Berbeda ketika fase Pemilu 1955. Meski sama-sama multipartai, tetapi partai politik ketika itu lebih berbasis ideologi. Pilihan ideologi politik seperti pemilihan jenis kelamin.

“Mungkin kita tidak pernah mendengar ada kader partai, mutasi dari Partai Masyumi menjadi PKI misalnya. Atau dari PKI pindah ke Partai Nasionalis Indonesia Marhaen. Ketika dideklarasikan PNI, sampai mati dia akan tetap PNI,” ucap Hutri kepada VOI pada 8 Februari 2023.

Termasuk juga koalisi, partai yang punya ideologi berbeda kemungkinan kecil berkoalisi. Sehingga, koalisi yang tercipta lebih langgeng dan memiliki visi misi yang kuat.

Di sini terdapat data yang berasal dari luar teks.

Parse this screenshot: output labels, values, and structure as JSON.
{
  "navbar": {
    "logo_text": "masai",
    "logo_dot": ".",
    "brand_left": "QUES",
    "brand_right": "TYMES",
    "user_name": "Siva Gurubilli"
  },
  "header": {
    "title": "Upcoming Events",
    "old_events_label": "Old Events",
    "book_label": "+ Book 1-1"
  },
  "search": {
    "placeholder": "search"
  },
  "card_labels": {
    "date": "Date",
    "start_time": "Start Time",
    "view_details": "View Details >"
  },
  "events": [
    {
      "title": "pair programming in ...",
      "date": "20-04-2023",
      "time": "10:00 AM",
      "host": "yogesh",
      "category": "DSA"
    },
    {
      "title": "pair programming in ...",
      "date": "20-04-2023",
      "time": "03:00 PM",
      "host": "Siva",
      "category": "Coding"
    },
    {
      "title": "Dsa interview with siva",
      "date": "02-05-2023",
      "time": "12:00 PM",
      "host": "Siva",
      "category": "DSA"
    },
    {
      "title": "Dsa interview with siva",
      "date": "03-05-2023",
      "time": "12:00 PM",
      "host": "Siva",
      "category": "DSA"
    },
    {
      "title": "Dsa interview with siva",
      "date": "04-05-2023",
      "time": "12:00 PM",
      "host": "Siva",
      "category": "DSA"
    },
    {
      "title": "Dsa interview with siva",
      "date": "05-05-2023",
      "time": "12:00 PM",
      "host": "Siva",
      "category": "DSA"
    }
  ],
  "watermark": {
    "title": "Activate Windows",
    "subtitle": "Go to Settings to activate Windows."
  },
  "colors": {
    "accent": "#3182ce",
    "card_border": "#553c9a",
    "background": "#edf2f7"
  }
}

“Kalau saat ini, fondasi koalisi partai politik sangat rapuh, hanya bersifat 5 tahunan. Misinya juga bukan ideologi melainkan kekuasaan. Lihat saja koalisi partai di pusat dan daerah ada kalanya berbeda. Partai A dan partai B di tingkat pusat misalkan beroposisi, tetapi di level kabupaten kota saling bergandengan tangan mengusung calon bupati atau wali kota yang sama,” lanjut Hutri.

Jejeran berbagai berdera partai politik yang ada di Indonesia. (Antara)

Saat mengusung calon yang sama, para elite partai cenderung rukun. Namun, lima tahun berikutnya, kata Hutri, tidak ada jaminan apapun. Semua saling membongkar terkait oposisi, koalisi, transaksi, hingga terkait pendanaan.

Pada akhirnya, tak jarang itu menjadi komoditas politik yang siap dimainkan untuk mendiskreditkan calon tertentu.

“Jadi persoalan Rp50 miliar mungkin tidak akan muncul kalau mereka tidak pecah kongsi, ini seperti fenomena gunung es. Koalisi yang ada memang sangat rapuh,” ucap Hutri.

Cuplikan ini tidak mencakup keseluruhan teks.